FOA has responded ingeniously to the project’s roughly triangular site by designing a building with a hexagonal base that, with imperceptible changes in the shape of each story, rises to a square roof. Viewed from the exterior, the building will appear as an inventive massing of six geometric facets, some flat, others sloping at various angles, all coming together to create a powerful abstract form.

Clad primarily in mirror-finish black Rimex stainless steel, the façade of the new MOCA will reflect its urban surroundings, changing in appearance with differences in light and weather. Window glazing will be tinted to assimilate with the reflective skin so that during the day the building will read as a unified volume, while at night interior lights will create a dynamic pattern on the dark surface.

Three of the building’s six facets, one of them clad in transparent glass, will flank a public plaza. This will provide a public gathering place and also serve as MOCA’s “front yard,” and will be the setting for seasonal programming. From here, visitors and passersby may look through the transparent facet, site of the Museum entrance, into the ground floor, a space intended for socializing and for civic and cultural events.

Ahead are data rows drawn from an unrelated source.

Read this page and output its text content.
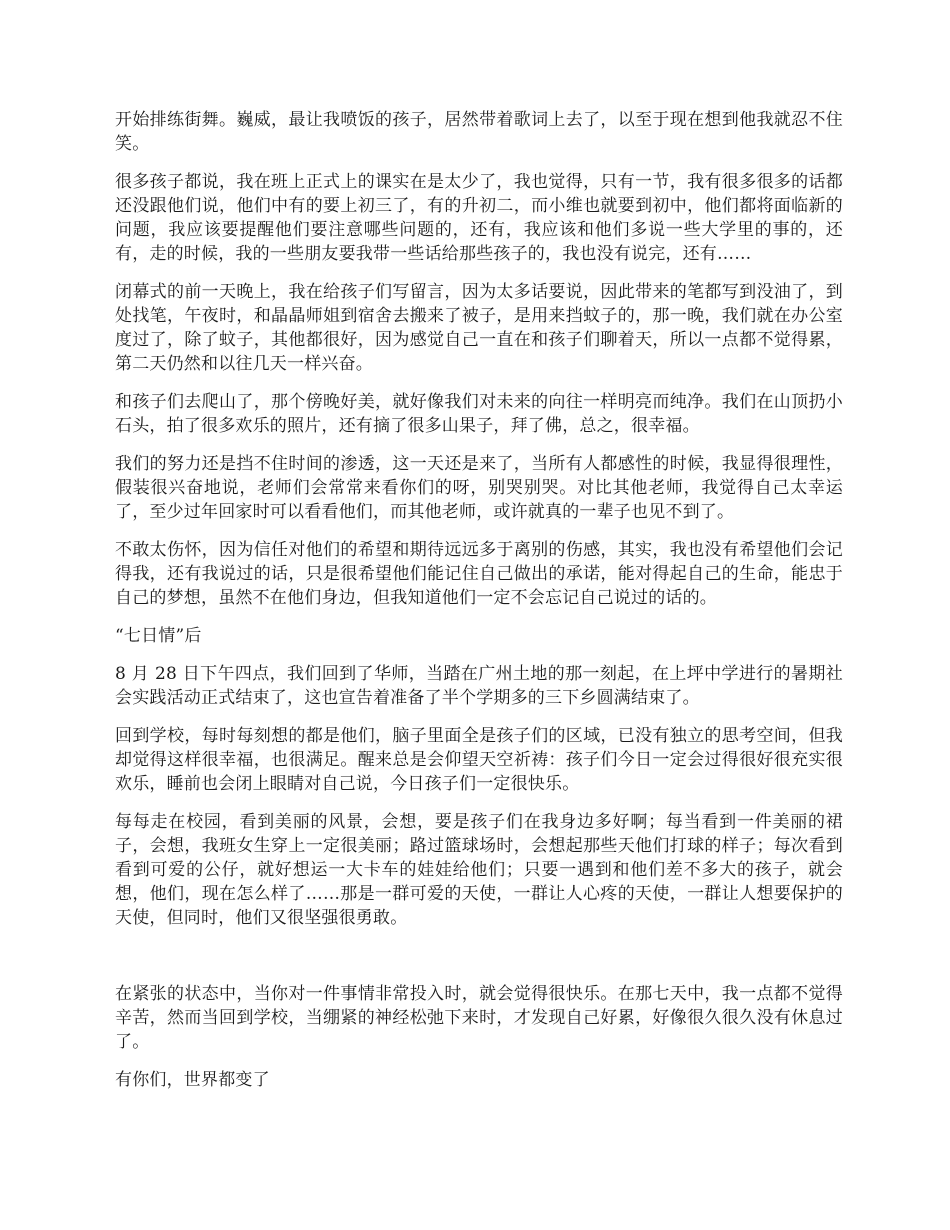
开始排练街舞。巍威，最让我喷饭的孩子，居然带着歌词上去了，以至于现在想到他我就忍不住笑。

很多孩子都说，我在班上正式上的课实在是太少了，我也觉得，只有一节，我有很多很多的话都还没跟他们说，他们中有的要上初三了，有的升初二，而小维也就要到初中，他们都将面临新的问题，我应该要提醒他们要注意哪些问题的，还有，我应该和他们多说一些大学里的事的，还有，走的时候，我的一些朋友要我带一些话给那些孩子的，我也没有说完，还有……

闭幕式的前一天晚上，我在给孩子们写留言，因为太多话要说，因此带来的笔都写到没油了，到处找笔，午夜时，和晶晶师姐到宿舍去搬来了被子，是用来挡蚊子的，那一晚，我们就在办公室度过了，除了蚊子，其他都很好，因为感觉自己一直在和孩子们聊着天，所以一点都不觉得累，第二天仍然和以往几天一样兴奋。

和孩子们去爬山了，那个傍晚好美，就好像我们对未来的向往一样明亮而纯净。我们在山顶扔小石头，拍了很多欢乐的照片，还有摘了很多山果子，拜了佛，总之，很幸福。

我们的努力还是挡不住时间的渗透，这一天还是来了，当所有人都感性的时候，我显得很理性，假装很兴奋地说，老师们会常常来看你们的呀，别哭别哭。对比其他老师，我觉得自己太幸运了，至少过年回家时可以看看他们，而其他老师，或许就真的一辈子也见不到了。

不敢太伤怀，因为信任对他们的希望和期待远远多于离别的伤感，其实，我也没有希望他们会记得我，还有我说过的话，只是很希望他们能记住自己做出的承诺，能对得起自己的生命，能忠于自己的梦想，虽然不在他们身边，但我知道他们一定不会忘记自己说过的话的。

“七日情”后

8 月 28 日下午四点，我们回到了华师，当踏在广州土地的那一刻起，在上坪中学进行的暑期社会实践活动正式结束了，这也宣告着准备了半个学期多的三下乡圆满结束了。

回到学校，每时每刻想的都是他们，脑子里面全是孩子们的区域，已没有独立的思考空间，但我却觉得这样很幸福，也很满足。醒来总是会仰望天空祈祷：孩子们今日一定会过得很好很充实很欢乐，睡前也会闭上眼睛对自己说，今日孩子们一定很快乐。

每每走在校园，看到美丽的风景，会想，要是孩子们在我身边多好啊；每当看到一件美丽的裙子，会想，我班女生穿上一定很美丽；路过篮球场时，会想起那些天他们打球的样子；每次看到看到可爱的公仔，就好想运一大卡车的娃娃给他们；只要一遇到和他们差不多大的孩子，就会想，他们，现在怎么样了……那是一群可爱的天使，一群让人心疼的天使，一群让人想要保护的天使，但同时，他们又很坚强很勇敢。

在紧张的状态中，当你对一件事情非常投入时，就会觉得很快乐。在那七天中，我一点都不觉得辛苦，然而当回到学校，当绷紧的神经松弛下来时，才发现自己好累，好像很久很久没有休息过了。

有你们，世界都变了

While the building’s dark exterior will offer almost no hint of the interior massing and structure, the experience inside will be notably transparent. Upon entering MOCA, visitors will find themselves in an atrium from which they may visually grasp the dynamic shape and structure of the building as it rises. This space will lead in turn to the Museum’s lobby, café, and shop, and to a double-height multipurpose room that will house public programs and other events. From here, visitors may take the Museum’s staircase—itself a monumental sculptural object or an elevator to the upper floors.

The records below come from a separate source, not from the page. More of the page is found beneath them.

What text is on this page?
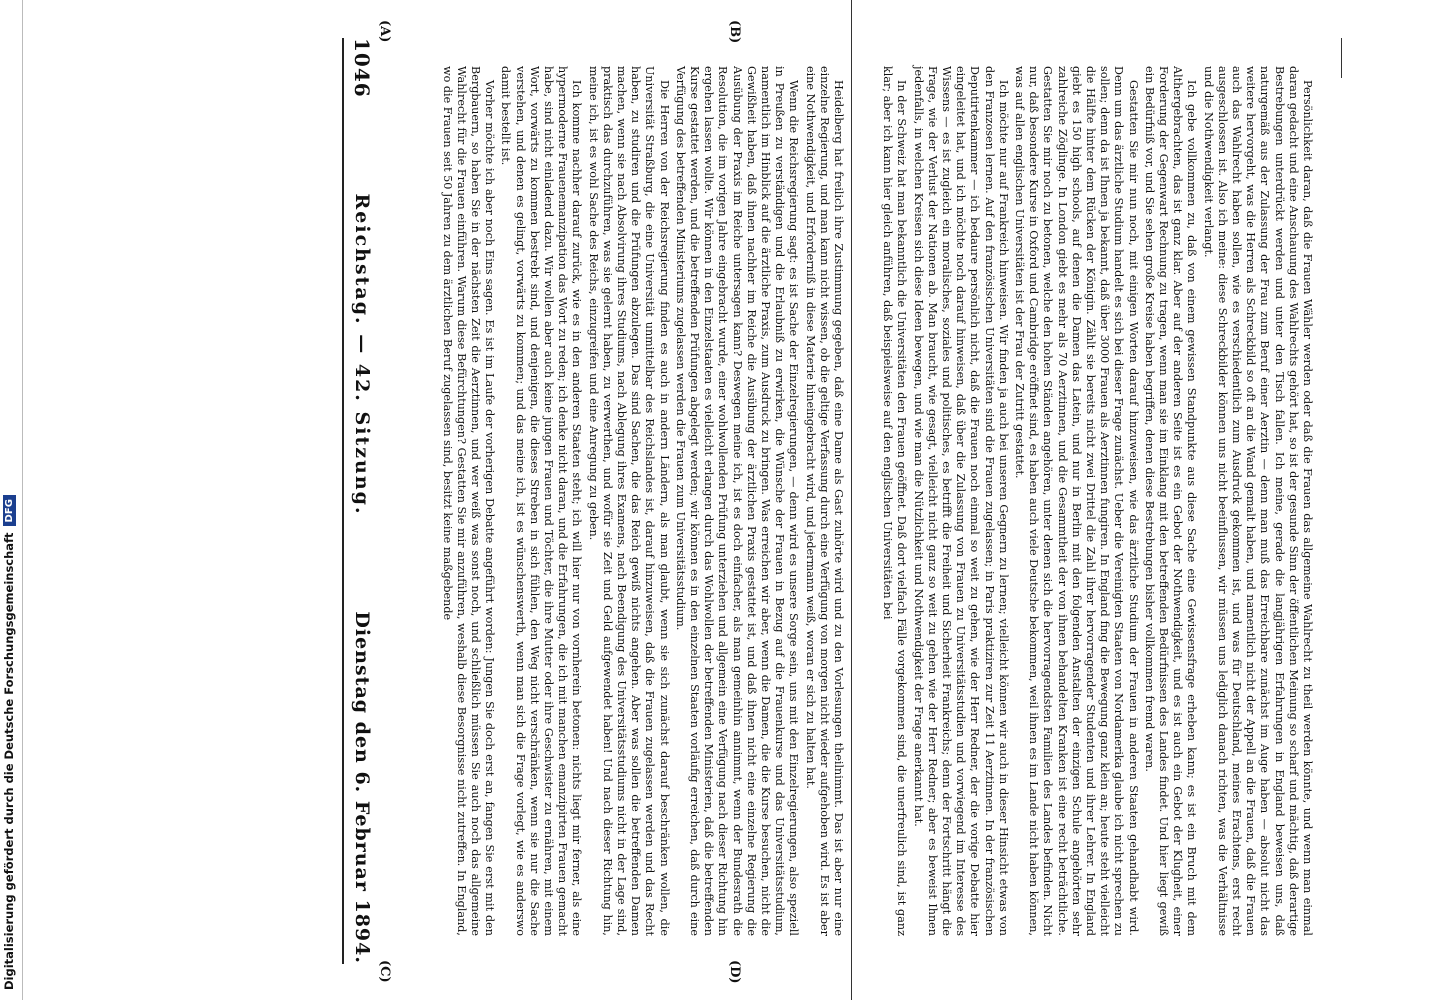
Digitalisierung gefördert durch die Deutsche Forschungsgemeinschaft
DFG
1046
Reichstag. — 42. Sitzung.
Dienstag den 6. Februar 1894.	Heidelberg hat freilich ihre Zustimmung gegeben, daß eine Dame als Gast zuhörte wird und zu den Vorlesungen theilnimmt. Das ist aber nur eine einzelne Regierung, und man kann nicht wissen, ob die geltige Verfassung durch eine Verfügung von morgen nicht wieder aufgehoben wird. Es ist aber eine Nothwendigkeit, und Erforderniß in diese Materie hineingebracht wird, und jedermann weiß, woran er sich zu halten hat.

Wenn die Reichsregierung sagt: es ist Sache der Einzelregierungen, — denn wird es unsere Sorge sein, uns mit den Einzelregierungen, also speziell in Preußen zu verständigen und die Erlaubniß zu erwirken, die Wünsche der Frauen in Bezug auf die Frauenkurse und das Universitätsstudium, namentlich im Hinblick auf die ärztliche Praxis, zum Ausdruck zu bringen. Was erreichen wir aber, wenn die Damen, die die Kurse besuchen, nicht die Gewißheit haben, daß ihnen nachher im Reiche die Ausübung der ärztlichen Praxis gestattet ist, und daß ihnen nicht eine einzelne Regierung die Ausübung der Praxis im Reiche untersagen kann? Deswegen meine ich, ist es doch einfacher, als man gemeinhin annimmt, wenn der Bundesrath die Resolution, die im vorigen Jahre eingebracht wurde, einer wohlwollenden Prüfung unterziehen und allgemein eine Verfügung nach dieser Richtung hin ergehen lassen wollte. Wir können in den Einzelstaaten es vielleicht erlangen durch das Wohlwollen der betreffenden Ministerien, daß die betreffenden Kurse gestattet werden, und die betreffenden Prüfungen abgelegt werden; wir können es in den einzelnen Staaten vorläufig erreichen, daß durch eine Verfügung des betreffenden Ministeriums zugelassen werden die Frauen zum Universitätsstudium.

Die Herren von der Reichsregierung finden es auch in andern Ländern, als man glaubt, wenn sie sich zunächst darauf beschränken wollen, die Universität Straßburg, die eine Universität unmittelbar des Reichslandes ist, darauf hinzuweisen, daß die Frauen zugelassen werden und das Recht haben, zu studiren und die Prüfungen abzulegen. Das sind Sachen, die das Reich gewiß nichts angehen. Aber was sollen die betreffenden Damen machen, wenn sie nach Absolvirung ihres Studiums, nach Ablegung ihres Examens, nach Beendigung des Universitätsstudiums nicht in der Lage sind, praktisch das durchzuführen, was sie gelernt haben, zu verwerthen, und wofür sie Zeit und Geld aufgewendet haben! Und nach dieser Richtung hin, meine ich, ist es wohl Sache des Reichs, einzugreifen und eine Anregung zu geben.

Ich komme nachher darauf zurück, wie es in den anderen Staaten steht; ich will hier nur von vornherein betonen: nichts liegt mir ferner, als eine hypermoderne Frauenemanzipation das Wort zu reden; ich denke nicht daran, und die Erfahrungen, die ich mit manchen emanzipirten Frauen gemacht habe, sind nicht einladend dazu. Wir wollen aber auch keine jungen Frauen und Töchter, die ihre Mutter oder ihre Geschwister zu ernähren, mit einem Wort, vorwärts zu kommen bestrebt sind, und denjenigen, die dieses Streben in sich fühlen, den Weg nicht verschränken, wenn sie nur die Sache verstehen, und denen es gelingt, vorwärts zu kommen; und das meine ich, ist es wünschenswerth, wenn man sich die Frage vorlegt, wie es anderswo damit bestellt ist.

Vorher möchte ich aber noch Eins sagen. Es ist im Laufe der vorherigen Debatte angeführt worden: Jungen Sie doch erst an, fangen Sie erst mit den Bergbauern, so haben Sie in der nächsten Zeit die Aerztinnen, und wer weiß was sonst noch, und schließlich müssen Sie auch noch das allgemeine Wahlrecht für die Frauen einführen. Warum diese Befürchtungen? Gestatten Sie mir anzuführen, weshalb diese Besorgnisse nicht zutreffen. In England, wo die Frauen seit 50 Jahren zu dem ärztlichen Beruf zugelassen sind, besitzt keine maßgebende	Persönlichkeit daran, daß die Frauen Wähler werden oder daß die Frauen das allgemeine Wahlrecht zu theil werden könnte, und wenn man einmal daran gedacht und eine Anschauung des Wahlrechts gehört hat, so ist der gesunde Sinn der öffentlichen Meinung so scharf und mächtig, daß derartige Bestrebungen unterdrückt werden und unter den Tisch fallen. Ich meine, gerade die langjährigen Erfahrungen in England beweisen uns, daß naturgemäß aus der Zulassung der Frau zum Beruf einer Aerztin — denn man muß das Erreichbare zunächst im Auge haben — absolut nicht das weitere hervorgeht, was die Herren als Schreckbild so oft an die Wand gemalt haben, und namentlich nicht der Appell an die Frauen, daß die Frauen auch das Wahlrecht haben sollen, wie es verschiedentlich zum Ausdruck gekommen ist, und was für Deutschland, meines Erachtens, erst recht ausgeschlossen ist. Also ich meine: diese Schreckbilder können uns nicht beeinflussen, wir müssen uns lediglich danach richten, was die Verhältnisse und die Nothwendigkeit verlangt.

Ich gebe vollkommen zu, daß von einem gewissen Standpunkte aus diese Sache eine Gewissensfrage erheben kann; es ist ein Bruch mit dem Althergebrachten, das ist ganz klar. Aber auf der anderen Seite ist es ein Gebot der Nothwendigkeit, und es ist auch ein Gebot der Klugheit, einer Forderung der Gegenwart Rechnung zu tragen, wenn man sie im Einklang mit den betreffenden Bedürfnissen des Landes findet. Und hier liegt gewiß ein Bedürfniß vor, und Sie sehen große Kreise haben begriffen, denen diese Bestrebungen bisher vollkommen fremd waren.

Gestatten Sie mir nun noch, mit einigen Worten darauf hinzuweisen, wie das ärztliche Studium der Frauen in anderen Staaten gehandhabt wird. Denn um das ärztliche Studium handelt es sich bei dieser Frage zunächst. Ueber die Vereinigten Staaten von Nordamerika glaube ich nicht sprechen zu sollen; denn da ist Ihnen ja bekannt, daß über 3000 Frauen als Aerztinnen fungiren. In England fing die Bewegung ganz klein an; heute steht vielleicht die Hälfte hinter dem Rücken der Königin. Zählt sie bereits nicht zwei Drittel die Zahl ihrer hervorragender Studenten und ihrer Lehrer. In England giebt es 150 high schools, auf denen die Damen das Latein, und nur in Berlin mit den folgenden Anstalten der einzigen Schule angehörten sehr zahlreiche Zöglinge. In London giebt es mehr als 70 Aerztinnen, und die Gesammtheit der von ihnen behandelten Kranken ist eine recht beträchtliche. Gestatten Sie mir noch zu betonen, welche den hohen Ständen angehören, unter denen sich die hervorragendsten Familien des Landes befinden. Nicht nur, daß besondere Kurse in Oxford und Cambridge eröffnet sind, es haben auch viele Deutsche bekommen, weil ihnen es im Lande nicht haben können, was auf allen englischen Universitäten ist der Frau der Zutritt gestattet.

Ich möchte nur auf Frankreich hinweisen. Wir finden ja auch bei unseren Gegnern zu lernen; vielleicht können wir auch in dieser Hinsicht etwas von den Franzosen lernen. Auf den französischen Universitäten sind die Frauen zugelassen; in Paris praktiziren zur Zeit 11 Aerztinnen. In der französischen Deputirtenkammer — ich bedaure persönlich nicht, daß die Frauen noch einmal so weit zu gehen, wie der Herr Redner, der die vorige Debatte hier eingeleitet hat, und ich möchte noch darauf hinweisen, daß über die Zulassung von Frauen zu Universitätsstudien und vorwiegend im Interesse des Wissens — es ist zugleich ein moralisches, soziales und politisches, es betrifft die Freiheit und Sicherheit Frankreichs; denn der Fortschritt hängt die Frage, wie der Verlust der Nationen ab. Man braucht, wie gesagt, vielleicht nicht ganz so weit zu gehen wie der Herr Redner; aber es beweist Ihnen jedenfalls, in welchen Kreisen sich diese Ideen bewegen, und wie man die Nützlichkeit und Nothwendigkeit der Frage anerkannt hat.

In der Schweiz hat man bekanntlich die Universitäten den Frauen geöffnet. Daß dort vielfach Fälle vorgekommen sind, die unerfreulich sind, ist ganz klar; aber ich kann hier gleich anführen, daß beispielsweise auf den englischen Universitäten bei

(A)	(B)
(C)	(D)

Because MOCA is a non-collecting institution—one of the few such contemporary art museums in the country—its new building does not need to accommodate collection galleries. In order to achieve maximum flexibility for the museum’s diverse exhibitions, the main gallery has been sited at the top of the building. There it will be structurally unencumbered, needing only to hold the lightweight roof, the underside of which will be fully visible from the gallery. Moveable walls will enable the 6,000-square-foot space to be divided into a variety of configurations. This floor will also contain a gallery designed specifically for new-media work and a lounge with a view of the city, where visitors can relax, reflect on what they have seen, and read about the exhibitions.

Ms. Snyder notes, “As Cleveland’s only museum of contemporary art, MOCA is committed to presenting exhibitions that break new ground, showing the work of emerging artists from across the globe as well as from our own region. Flexibility is key to a program that, like ours, embraces aesthetic, conceptual, and cultural diversity, and displays works in a great variety of mediums and genres. We are thrilled with the gallery space planned for the new Museum.”

While the main exhibition gallery is on the top floor, all four floors of the Museum contain space for either exhibitions or public programs, with the second and third floors combining public and “back of house” functions. The second floor, for example, will house both exhibition workshops and a 1,500-square-foot public gallery, to be used for more intimately scaled exhibitions; consonant with the openness that is characteristic of the building’s interior, visitors approaching this gallery by stair will also be able to glimpse the workshops. The third floor, home to MOCA’s administrative offices, will also include spaces for classes, lectures, and other educational programs.

In keeping with the ways in which contemporary visitors engage with art, the new building will have wi-fi throughout, enabling the use of wireless devices for on demand learning. MOCA anticipates that the building will receive LEED silver accreditation.